The CCP’s censorship is a global problem. Below are just a few examples of Beijing’s censorship efforts in Europe.
The Chinese ambassador to Sweden threatened in November to ban the Swedish culture minister from China if she awarded a literary prize to a detained Swedish citizen and author of Chinese descent. The Swedish minister did it anyway.
Sweden “would never cave into this kind of threat. Never,” Swedish Prime Minister Stefan Löfven told the Associated Press on November 15. “We have freedom of speech in Sweden and that is the point, period.”
This year’s Tucholsky Award went to Gui Minhai, a naturalized Swede who owns a bookstore in Hong Kong and publishes books on Chinese politics. Chinese authorities arrested Gui while he was traveling to Beijing accompanied by Swedish diplomats. The prize is named for German writer Kurt Tucholsky — who fled Nazi Germany to Sweden in the 1930s — and is given to a writer or publisher who faces persecution.
The CCP threatened in August to ban a German delegation from visiting China, apparently because of one member’s criticism of the Chinese government’s oppression of Uighur Muslims.
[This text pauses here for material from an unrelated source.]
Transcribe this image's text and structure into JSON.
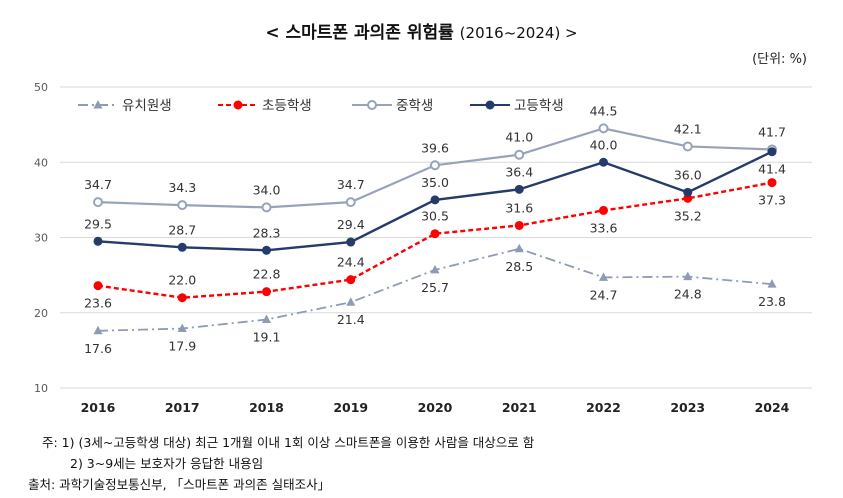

While members of the Bundestag routinely receive Chinese visas, hers has been repeatedly denied.
“This is an encroachment on the rights of a freely elected parliament, one which the German Bundestag cannot tolerate,” parliamentarian Margarete Bause told the German news service Deutsche Welle.
The Chinese Communist Party had previously demanded that she stop a Bundestag debate on Beijing’s internment of Uighurs in 2018. She refused.
Cambridge University Press in August 2017 reposted roughly 300 journal articles on its publisher’s website in China that it had removed after Beijing threatened to ban all Cambridge University Press journals in China.
Most of the articles were about the 1989 protests in Tiananmen Square, the Cultural Revolution, Tibet, Xinjiang, Hong Kong and Taiwan, said The China Quarterly editor Tim Pringle in an email to the editorial board.
The action followed a petition circulating among academics calling on the university press to rebuff censorship requests from the Chinese government, the Associated Press reported. “I am delighted by the support of the international academic community,” Pringle said in August 2017.